Clara sentia o peso da ameaça se espalhar pelo ar como uma sombra sufocante.
O nome de Gabriel agora era um fantasma entre ela e Lucas, um lembrete de que eles estavam sendo observados, caçados.
Lucas não soltou o rosto dela. Seu olhar era uma mistura de desejo e fúria.
— Você entende o que isso significa, não é? — Sua voz saiu baixa, mas carregada de intensidade.
Clara assentiu devagar.
— Ele não está brincando.
Lucas aproximou-se ainda mais, seu polegar roçando o lábio inferior dela.
— E eu também não.
Antes que ela pudesse reagir, os lábios dele tomaram os dela em um beijo intenso, cheio de posse e necessidade.
Não era apenas desejo, era um aviso.
Um juramento silencioso de que ele a protegeria a qualquer custo.
Quando se separaram, ambos estavam ofegantes.
Mas não havia tempo para se perder um no outro agora.
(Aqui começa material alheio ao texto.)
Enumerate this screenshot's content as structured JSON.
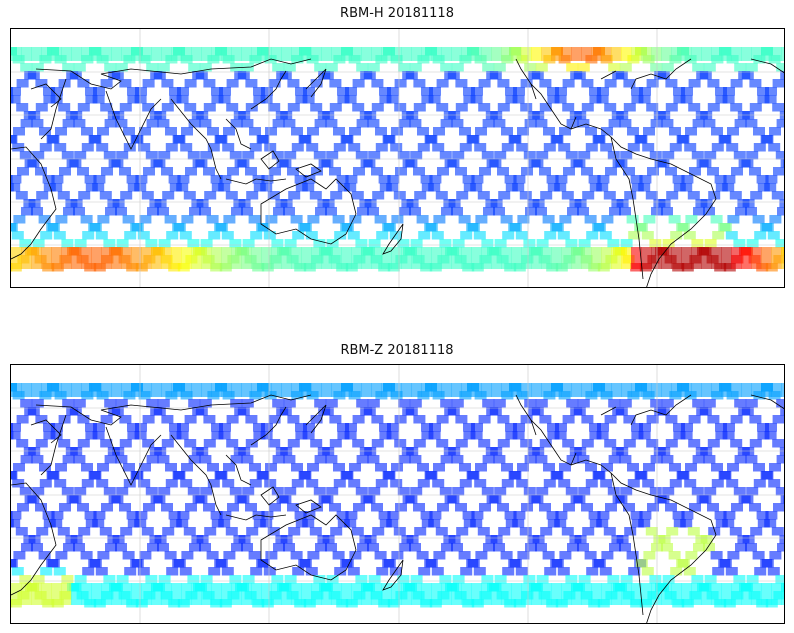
{
  "figure": {
    "panels": [
      {
        "title": "RBM-H 20181118",
        "id": "rbm-h"
      },
      {
        "title": "RBM-Z 20181118",
        "id": "rbm-z"
      }
    ]
  },
  "style": {
    "colormap": "jet",
    "swath_alpha": 0.6,
    "coastline_color": "#000000",
    "grid_color": "#c8c8c8"
  },
  "map": {
    "projection": "plate-carree",
    "central_longitude": 180,
    "lon_range": [
      30,
      390
    ],
    "lat_range": [
      -90,
      90
    ],
    "data_lat_range": [
      -60,
      60
    ],
    "gridlines": true
  }
}
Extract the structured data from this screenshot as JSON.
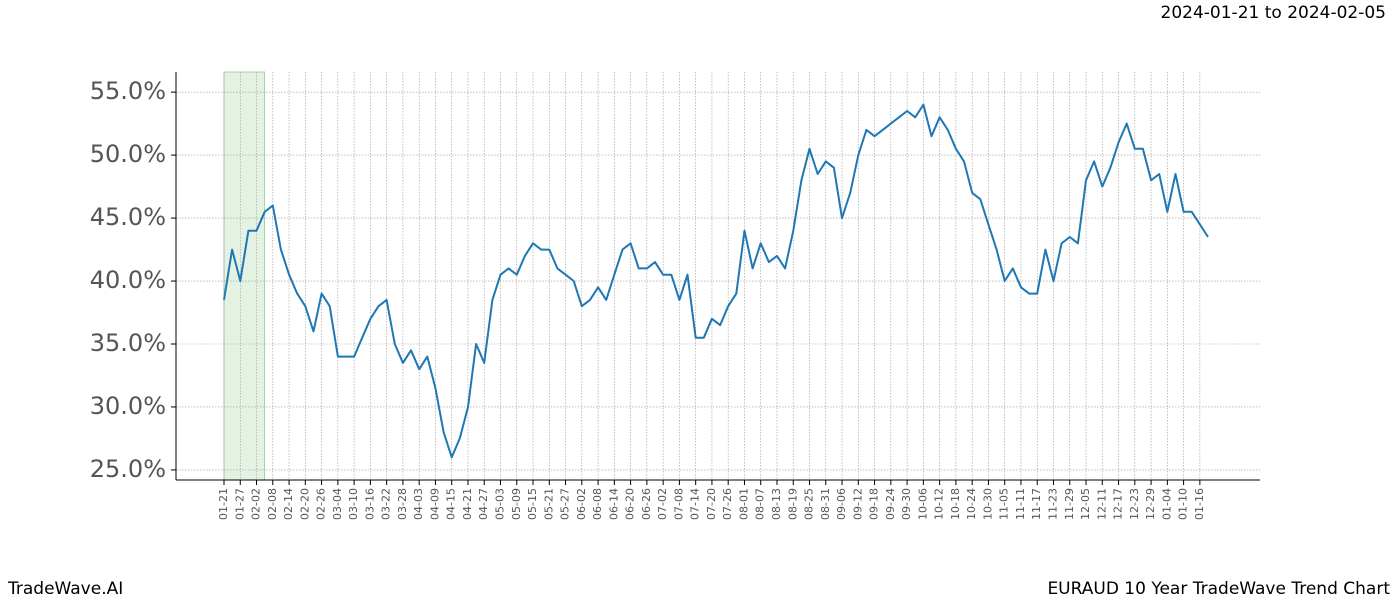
{
  "chart_data": {
    "type": "line",
    "title": "2024-01-21 to 2024-02-05",
    "footer_left": "TradeWave.AI",
    "footer_right": "EURAUD 10 Year TradeWave Trend Chart",
    "color": "#1f77b4",
    "grid": true,
    "shade": {
      "from": "01-21",
      "to": "02-05",
      "color": "#e4f2e4"
    },
    "x": [
      "01-21",
      "01-24",
      "01-27",
      "01-30",
      "02-02",
      "02-05",
      "02-08",
      "02-11",
      "02-14",
      "02-17",
      "02-20",
      "02-23",
      "02-26",
      "03-01",
      "03-04",
      "03-07",
      "03-10",
      "03-13",
      "03-16",
      "03-19",
      "03-22",
      "03-25",
      "03-28",
      "03-31",
      "04-03",
      "04-06",
      "04-09",
      "04-12",
      "04-15",
      "04-18",
      "04-21",
      "04-24",
      "04-27",
      "04-30",
      "05-03",
      "05-06",
      "05-09",
      "05-12",
      "05-15",
      "05-18",
      "05-21",
      "05-24",
      "05-27",
      "05-30",
      "06-02",
      "06-05",
      "06-08",
      "06-11",
      "06-14",
      "06-17",
      "06-20",
      "06-23",
      "06-26",
      "06-29",
      "07-02",
      "07-05",
      "07-08",
      "07-11",
      "07-14",
      "07-17",
      "07-20",
      "07-23",
      "07-26",
      "07-29",
      "08-01",
      "08-04",
      "08-07",
      "08-10",
      "08-13",
      "08-16",
      "08-19",
      "08-22",
      "08-25",
      "08-28",
      "08-31",
      "09-03",
      "09-06",
      "09-09",
      "09-12",
      "09-15",
      "09-18",
      "09-21",
      "09-24",
      "09-27",
      "09-30",
      "10-03",
      "10-06",
      "10-09",
      "10-12",
      "10-15",
      "10-18",
      "10-21",
      "10-24",
      "10-27",
      "10-30",
      "11-02",
      "11-05",
      "11-08",
      "11-11",
      "11-14",
      "11-17",
      "11-20",
      "11-23",
      "11-26",
      "11-29",
      "12-02",
      "12-05",
      "12-08",
      "12-11",
      "12-14",
      "12-17",
      "12-20",
      "12-23",
      "12-26",
      "12-29",
      "01-01",
      "01-04",
      "01-07",
      "01-10",
      "01-13",
      "01-16",
      "01-19"
    ],
    "values": [
      38.5,
      42.5,
      40,
      44,
      44,
      45.5,
      46,
      42.5,
      40.5,
      39,
      38,
      36,
      39,
      38,
      34,
      34,
      34,
      35.5,
      37,
      38,
      38.5,
      35,
      33.5,
      34.5,
      33,
      34,
      31.5,
      28,
      26,
      27.5,
      30,
      35,
      33.5,
      38.5,
      40.5,
      41,
      40.5,
      42,
      43,
      42.5,
      42.5,
      41,
      40.5,
      40,
      38,
      38.5,
      39.5,
      38.5,
      40.5,
      42.5,
      43,
      41,
      41,
      41.5,
      40.5,
      40.5,
      38.5,
      40.5,
      35.5,
      35.5,
      37,
      36.5,
      38,
      39,
      44,
      41,
      43,
      41.5,
      42,
      41,
      44,
      48,
      50.5,
      48.5,
      49.5,
      49,
      45,
      47,
      50,
      52,
      51.5,
      52,
      52.5,
      53,
      53.5,
      53,
      54,
      51.5,
      53,
      52,
      50.5,
      49.5,
      47,
      46.5,
      44.5,
      42.5,
      40,
      41,
      39.5,
      39,
      39,
      42.5,
      40,
      43,
      43.5,
      43,
      48,
      49.5,
      47.5,
      49,
      51,
      52.5,
      50.5,
      50.5,
      48,
      48.5,
      45.5,
      48.5,
      45.5,
      45.5,
      44.5,
      43.5
    ],
    "xticks": [
      "01-21",
      "01-27",
      "02-02",
      "02-08",
      "02-14",
      "02-20",
      "02-26",
      "03-04",
      "03-10",
      "03-16",
      "03-22",
      "03-28",
      "04-03",
      "04-09",
      "04-15",
      "04-21",
      "04-27",
      "05-03",
      "05-09",
      "05-15",
      "05-21",
      "05-27",
      "06-02",
      "06-08",
      "06-14",
      "06-20",
      "06-26",
      "07-02",
      "07-08",
      "07-14",
      "07-20",
      "07-26",
      "08-01",
      "08-07",
      "08-13",
      "08-19",
      "08-25",
      "08-31",
      "09-06",
      "09-12",
      "09-18",
      "09-24",
      "09-30",
      "10-06",
      "10-12",
      "10-18",
      "10-24",
      "10-30",
      "11-05",
      "11-11",
      "11-17",
      "11-23",
      "11-29",
      "12-05",
      "12-11",
      "12-17",
      "12-23",
      "12-29",
      "01-04",
      "01-10",
      "01-16"
    ],
    "ylim": [
      24.2,
      56.6
    ],
    "yticks": [
      {
        "value": 25,
        "label": "25.0%"
      },
      {
        "value": 30,
        "label": "30.0%"
      },
      {
        "value": 35,
        "label": "35.0%"
      },
      {
        "value": 40,
        "label": "40.0%"
      },
      {
        "value": 45,
        "label": "45.0%"
      },
      {
        "value": 50,
        "label": "50.0%"
      },
      {
        "value": 55,
        "label": "55.0%"
      }
    ]
  }
}
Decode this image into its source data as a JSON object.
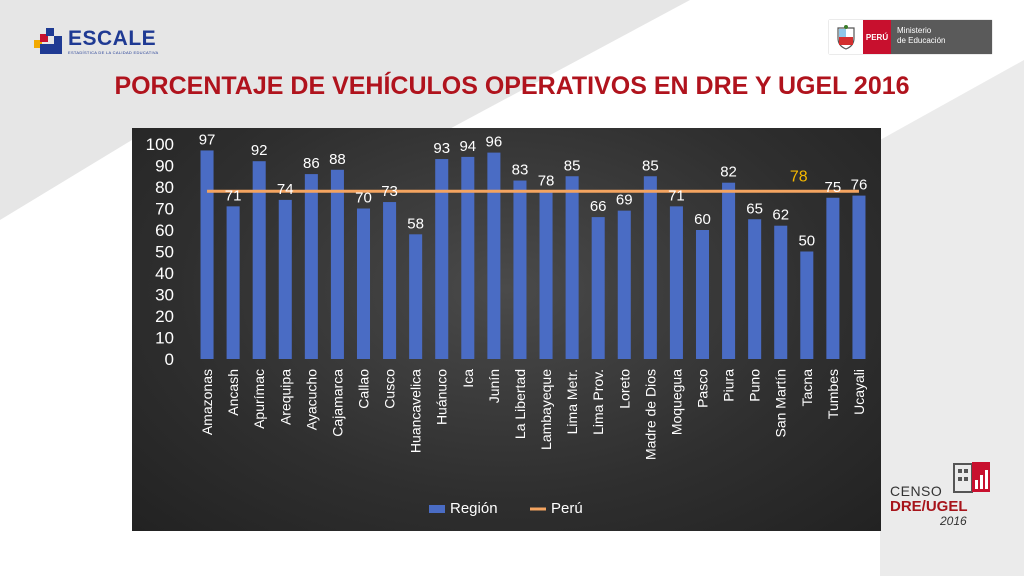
{
  "header": {
    "logo_name": "ESCALE",
    "logo_tagline": "ESTADÍSTICA DE LA CALIDAD EDUCATIVA",
    "ministry_country": "PERÚ",
    "ministry_name_line1": "Ministerio",
    "ministry_name_line2": "de Educación"
  },
  "title": "PORCENTAJE DE VEHÍCULOS OPERATIVOS EN DRE Y UGEL 2016",
  "footer": {
    "censo_line1": "CENSO",
    "censo_line2": "DRE/UGEL",
    "censo_line3": "2016"
  },
  "colors": {
    "title": "#b0131d",
    "bar": "#4a6cc4",
    "line": "#f4a460",
    "highlight_label": "#f5b800",
    "panel_bg": "#333333"
  },
  "chart_data": {
    "type": "bar",
    "categories": [
      "Amazonas",
      "Ancash",
      "Apurímac",
      "Arequipa",
      "Ayacucho",
      "Cajamarca",
      "Callao",
      "Cusco",
      "Huancavelica",
      "Huánuco",
      "Ica",
      "Junín",
      "La Libertad",
      "Lambayeque",
      "Lima Metr.",
      "Lima Prov.",
      "Loreto",
      "Madre de Dios",
      "Moquegua",
      "Pasco",
      "Piura",
      "Puno",
      "San Martín",
      "Tacna",
      "Tumbes",
      "Ucayali"
    ],
    "series": [
      {
        "name": "Región",
        "type": "bar",
        "values": [
          97,
          71,
          92,
          74,
          86,
          88,
          70,
          73,
          58,
          93,
          94,
          96,
          83,
          78,
          85,
          66,
          69,
          85,
          71,
          60,
          82,
          65,
          62,
          50,
          75,
          76
        ]
      },
      {
        "name": "Perú",
        "type": "line",
        "value": 78,
        "label": "78"
      }
    ],
    "ylim": [
      0,
      100
    ],
    "yticks": [
      "0",
      "10",
      "20",
      "30",
      "40",
      "50",
      "60",
      "70",
      "80",
      "90",
      "100"
    ],
    "legend_position": "bottom",
    "grid": false
  }
}
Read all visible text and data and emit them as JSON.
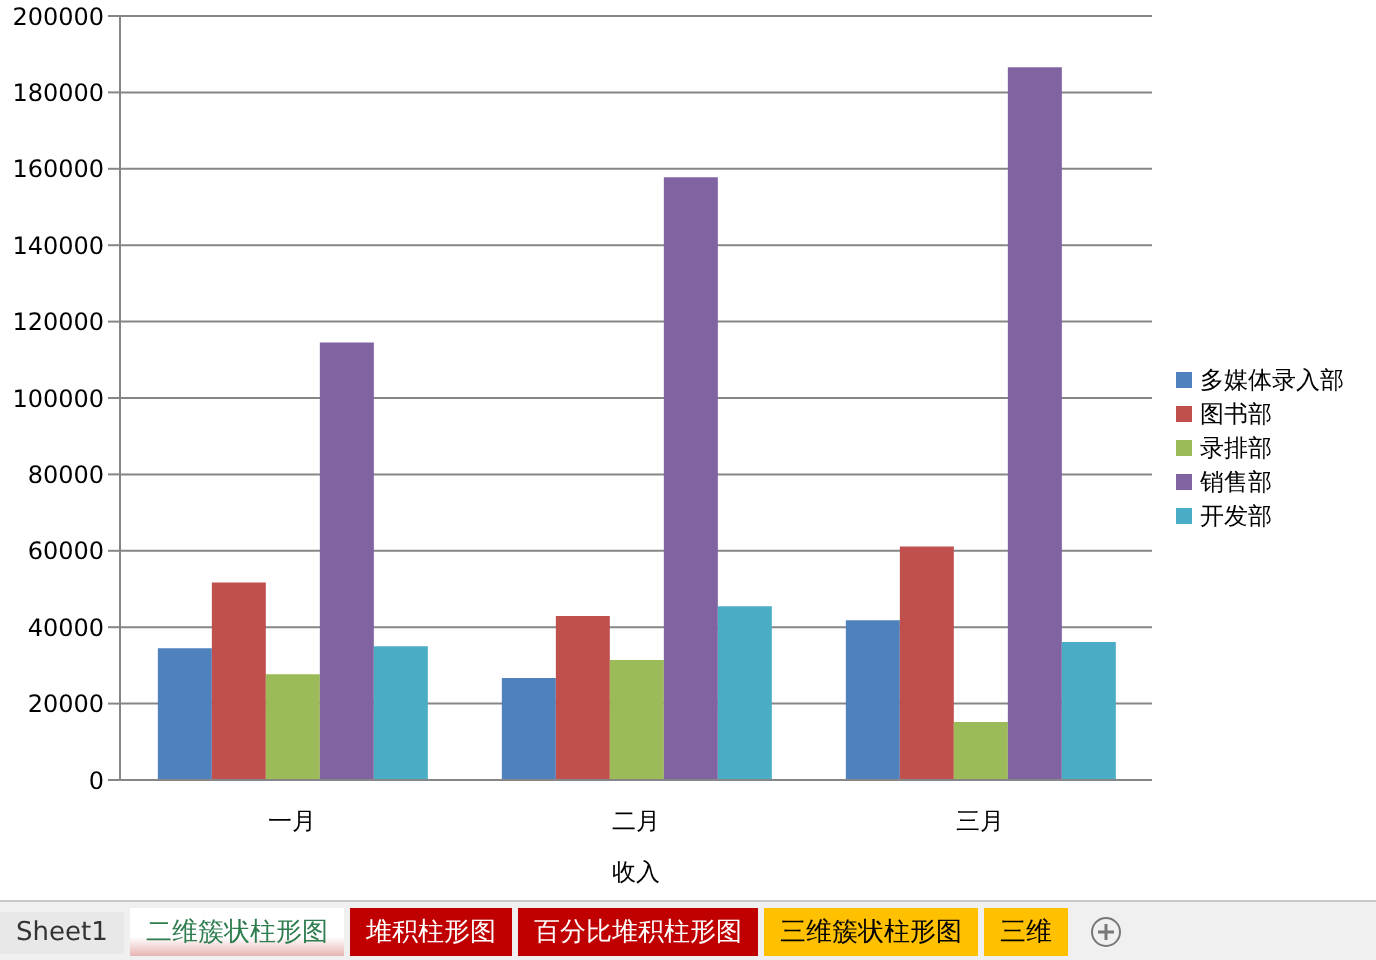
{
  "chart_data": {
    "type": "bar",
    "xlabel": "收入",
    "categories": [
      "一月",
      "二月",
      "三月"
    ],
    "series": [
      {
        "name": "多媒体录入部",
        "color": "#4f81bd",
        "values": [
          34500,
          26700,
          41800
        ]
      },
      {
        "name": "图书部",
        "color": "#c0504d",
        "values": [
          51700,
          42900,
          61100
        ]
      },
      {
        "name": "录排部",
        "color": "#9bbb59",
        "values": [
          27700,
          31400,
          15200
        ]
      },
      {
        "name": "销售部",
        "color": "#8064a2",
        "values": [
          114500,
          157800,
          186600
        ]
      },
      {
        "name": "开发部",
        "color": "#4bacc6",
        "values": [
          35000,
          45500,
          36100
        ]
      }
    ],
    "ylim": [
      0,
      200000
    ],
    "yticks": [
      0,
      20000,
      40000,
      60000,
      80000,
      100000,
      120000,
      140000,
      160000,
      180000,
      200000
    ],
    "grid": "y",
    "legend": "right",
    "annotations": [
      "Sheet1",
      "二维簇状柱形图",
      "堆积柱形图",
      "百分比堆积柱形图",
      "三维簇状柱形图",
      "三维"
    ]
  }
}
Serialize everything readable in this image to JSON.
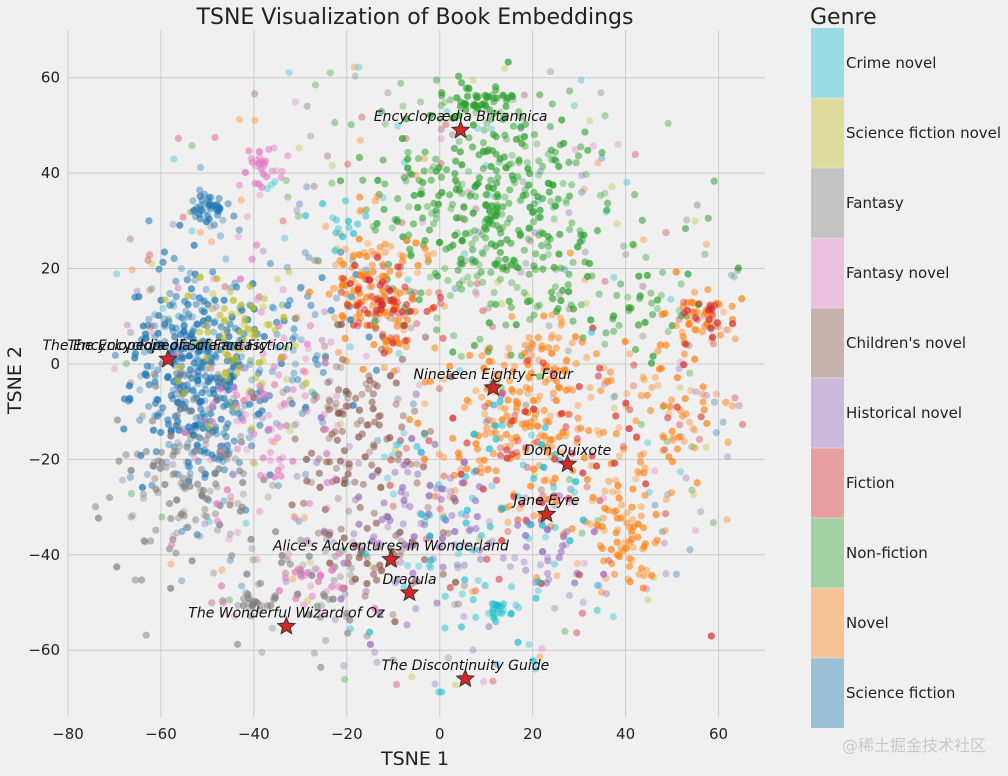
{
  "chart_data": {
    "type": "scatter",
    "title": "TSNE Visualization of Book Embeddings",
    "xlabel": "TSNE 1",
    "ylabel": "TSNE 2",
    "xlim": [
      -80,
      70
    ],
    "ylim": [
      -74,
      70
    ],
    "xticks": [
      -80,
      -60,
      -40,
      -20,
      0,
      20,
      40,
      60
    ],
    "yticks": [
      -60,
      -40,
      -20,
      0,
      20,
      40,
      60
    ],
    "xtick_labels": [
      "−80",
      "−60",
      "−40",
      "−20",
      "0",
      "20",
      "40",
      "60"
    ],
    "ytick_labels": [
      "−60",
      "−40",
      "−20",
      "0",
      "20",
      "40",
      "60"
    ],
    "grid": true,
    "legend": {
      "title": "Genre",
      "placement": "right",
      "entries": [
        {
          "name": "Crime novel",
          "color": "#17becf"
        },
        {
          "name": "Science fiction novel",
          "color": "#bcbd22"
        },
        {
          "name": "Fantasy",
          "color": "#7f7f7f"
        },
        {
          "name": "Fantasy novel",
          "color": "#e377c2"
        },
        {
          "name": "Children's novel",
          "color": "#8c564b"
        },
        {
          "name": "Historical novel",
          "color": "#9467bd"
        },
        {
          "name": "Fiction",
          "color": "#d62728"
        },
        {
          "name": "Non-fiction",
          "color": "#2ca02c"
        },
        {
          "name": "Novel",
          "color": "#ff7f0e"
        },
        {
          "name": "Science fiction",
          "color": "#1f77b4"
        }
      ]
    },
    "clusters": [
      {
        "genre": "Science fiction",
        "cx": -52,
        "cy": -3,
        "sx": 7,
        "sy": 11,
        "n": 420
      },
      {
        "genre": "Science fiction",
        "cx": -50,
        "cy": 33,
        "sx": 2,
        "sy": 2,
        "n": 40
      },
      {
        "genre": "Science fiction",
        "cx": -30,
        "cy": 8,
        "sx": 8,
        "sy": 10,
        "n": 60
      },
      {
        "genre": "Non-fiction",
        "cx": 12,
        "cy": 32,
        "sx": 12,
        "sy": 13,
        "n": 420
      },
      {
        "genre": "Non-fiction",
        "cx": 8,
        "cy": 55,
        "sx": 5,
        "sy": 2,
        "n": 50
      },
      {
        "genre": "Non-fiction",
        "cx": 40,
        "cy": 15,
        "sx": 10,
        "sy": 8,
        "n": 60
      },
      {
        "genre": "Novel",
        "cx": -14,
        "cy": 15,
        "sx": 6,
        "sy": 7,
        "n": 140
      },
      {
        "genre": "Novel",
        "cx": 20,
        "cy": -10,
        "sx": 10,
        "sy": 12,
        "n": 240
      },
      {
        "genre": "Novel",
        "cx": 40,
        "cy": -35,
        "sx": 4,
        "sy": 6,
        "n": 80
      },
      {
        "genre": "Novel",
        "cx": 57,
        "cy": 10,
        "sx": 4,
        "sy": 3,
        "n": 40
      },
      {
        "genre": "Novel",
        "cx": 50,
        "cy": -10,
        "sx": 6,
        "sy": 8,
        "n": 60
      },
      {
        "genre": "Fiction",
        "cx": -12,
        "cy": 12,
        "sx": 5,
        "sy": 5,
        "n": 60
      },
      {
        "genre": "Fiction",
        "cx": 25,
        "cy": -20,
        "sx": 14,
        "sy": 12,
        "n": 80
      },
      {
        "genre": "Fiction",
        "cx": 57,
        "cy": 10,
        "sx": 3,
        "sy": 3,
        "n": 20
      },
      {
        "genre": "Children's novel",
        "cx": -18,
        "cy": -15,
        "sx": 8,
        "sy": 10,
        "n": 120
      },
      {
        "genre": "Children's novel",
        "cx": -12,
        "cy": -40,
        "sx": 8,
        "sy": 5,
        "n": 50
      },
      {
        "genre": "Historical novel",
        "cx": -5,
        "cy": -35,
        "sx": 10,
        "sy": 10,
        "n": 90
      },
      {
        "genre": "Historical novel",
        "cx": 20,
        "cy": -40,
        "sx": 8,
        "sy": 5,
        "n": 40
      },
      {
        "genre": "Fantasy",
        "cx": -55,
        "cy": -25,
        "sx": 8,
        "sy": 12,
        "n": 140
      },
      {
        "genre": "Fantasy",
        "cx": -40,
        "cy": -50,
        "sx": 2,
        "sy": 1,
        "n": 20
      },
      {
        "genre": "Fantasy",
        "cx": -28,
        "cy": -48,
        "sx": 6,
        "sy": 6,
        "n": 40
      },
      {
        "genre": "Fantasy novel",
        "cx": -38,
        "cy": -10,
        "sx": 8,
        "sy": 12,
        "n": 100
      },
      {
        "genre": "Fantasy novel",
        "cx": -38,
        "cy": 42,
        "sx": 3,
        "sy": 2,
        "n": 30
      },
      {
        "genre": "Fantasy novel",
        "cx": -27,
        "cy": -45,
        "sx": 5,
        "sy": 3,
        "n": 30
      },
      {
        "genre": "Science fiction novel",
        "cx": -44,
        "cy": 5,
        "sx": 6,
        "sy": 8,
        "n": 70
      },
      {
        "genre": "Crime novel",
        "cx": 10,
        "cy": -30,
        "sx": 15,
        "sy": 18,
        "n": 80
      },
      {
        "genre": "Crime novel",
        "cx": 12,
        "cy": -52,
        "sx": 2,
        "sy": 1,
        "n": 20
      },
      {
        "genre": "Crime novel",
        "cx": -22,
        "cy": 30,
        "sx": 3,
        "sy": 3,
        "n": 15
      }
    ],
    "highlighted_books": [
      {
        "label": "Encyclopædia Britannica",
        "x": 4.5,
        "y": 49
      },
      {
        "label": "The Encyclopedia of Fantasy",
        "x": -58.5,
        "y": 1
      },
      {
        "label": "The Encyclopedia of Science Fiction",
        "x": -58.5,
        "y": 1
      },
      {
        "label": "Nineteen Eighty – Four",
        "x": 11.5,
        "y": -5
      },
      {
        "label": "Don Quixote",
        "x": 27.5,
        "y": -21
      },
      {
        "label": "Jane Eyre",
        "x": 23,
        "y": -31.5
      },
      {
        "label": "Alice's Adventures in Wonderland",
        "x": -10.5,
        "y": -41
      },
      {
        "label": "Dracula",
        "x": -6.5,
        "y": -48
      },
      {
        "label": "The Wonderful Wizard of Oz",
        "x": -33,
        "y": -55
      },
      {
        "label": "The Discontinuity Guide",
        "x": 5.5,
        "y": -66
      }
    ]
  },
  "watermark": "@稀土掘金技术社区"
}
O telefone de Lucas vibrou novamente.
Ele pegou o aparelho e estreitou os olhos ao ler a mensagem.
Vamos brincar?
Eu já comecei.
Olhe para fora.
Lucas foi até a janela e sentiu o sangue ferver.
Lá embaixo, encostado em um carro preto, Gabriel Monteiro estava parado, sorrindo.
— Filho da p**a — Lucas rosnou, cerrando os punhos.
Clara se aproximou, e o coração dela disparou ao ver aquele homem.
Alto, vestido com um terno escuro, cabelo loiro bem alinhado e um olhar afiado como lâminas.
Ele parecia perigoso, mas o que a fez estremecer foi o sorriso.
Um sorriso de quem sabia que estava no controle do jogo.
Gabriel ergueu a mão e fez um gesto tranquilo de aceno, como se estivesse cumprimentando velhos amigos.
Em seguida, pegou o celular e digitou algo.
O telefone de Lucas vibrou novamente.
Espero que esteja pronto.
Porque eu estou apenas começando.
Clara sentia o coração martelar contra o peito enquanto olhava pela janela.
Gabriel Monteiro estava ali, observando-os com aquele sorriso calculado, como se soubesse exatamente quais botões apertar para desestabilizar Lucas.
Lucas segurava o celular com força, os nós dos dedos brancos de tanta tensão.
O silêncio entre eles era pesado, até que Clara finalmente quebrou:
— Você precisa me contar a verdade, Lucas. Toda a verdade.
Ele virou-se para ela lentamente, o olhar tempestuoso.
— Eu já te disse o que importa.
Clara cruzou os braços, sem desviar o olhar.
— Você me disse o que queria que eu soubesse.
Mas isso, isso é mais do que um problema do seu passado.
É o nosso presente agora.
Lucas passou a mão pelo rosto, visivelmente irritado.
— Gabriel e eu crescemos juntos. Mas ele escolheu um caminho que eu não podia seguir.
— O que isso significa? — Clara insistiu.
Lucas hesitou. Então, desviou o olhar.
— Significa que ele fez coisas, coisas que eu não podia ignorar. Coisas que me forçaram a cortar laços com ele.
Clara estreitou os olhos.
— E o que ele fez?
O silêncio de Lucas foi suficiente para fazê-la entender. Ele não ia contar tudo. Não agora.
Clara sentiu um arrepio percorrer sua espinha.
— Você ainda está me escondendo algo.
Lucas se aproximou rapidamente, segurando o rosto dela entre as mãos.
— Eu estou protegendo você, Clara. Isso é tudo o que importa.
Ela queria acreditar Queria confiar nele cegamente.
Mas algo lhe dizia que Lucas estava segurando partes importantes dessa história.
E com Gabriel agora na jogada, cada mentira ou meia verdade poderia custar caro.
Lá embaixo, Gabriel pegou um cigarro e acendeu calmamente, como se estivesse esperando.
Jogando a cabeça levemente para trás, ele soprou a fumaça no ar e pegou o celular novamente.
Logo depois, o telefone de Clara vibrou.
Seu sangue gelou ao ver a mensagem.
Ele te contou a parte em que me traiu? Ou continua escondendo os detalhes mais sórdidos?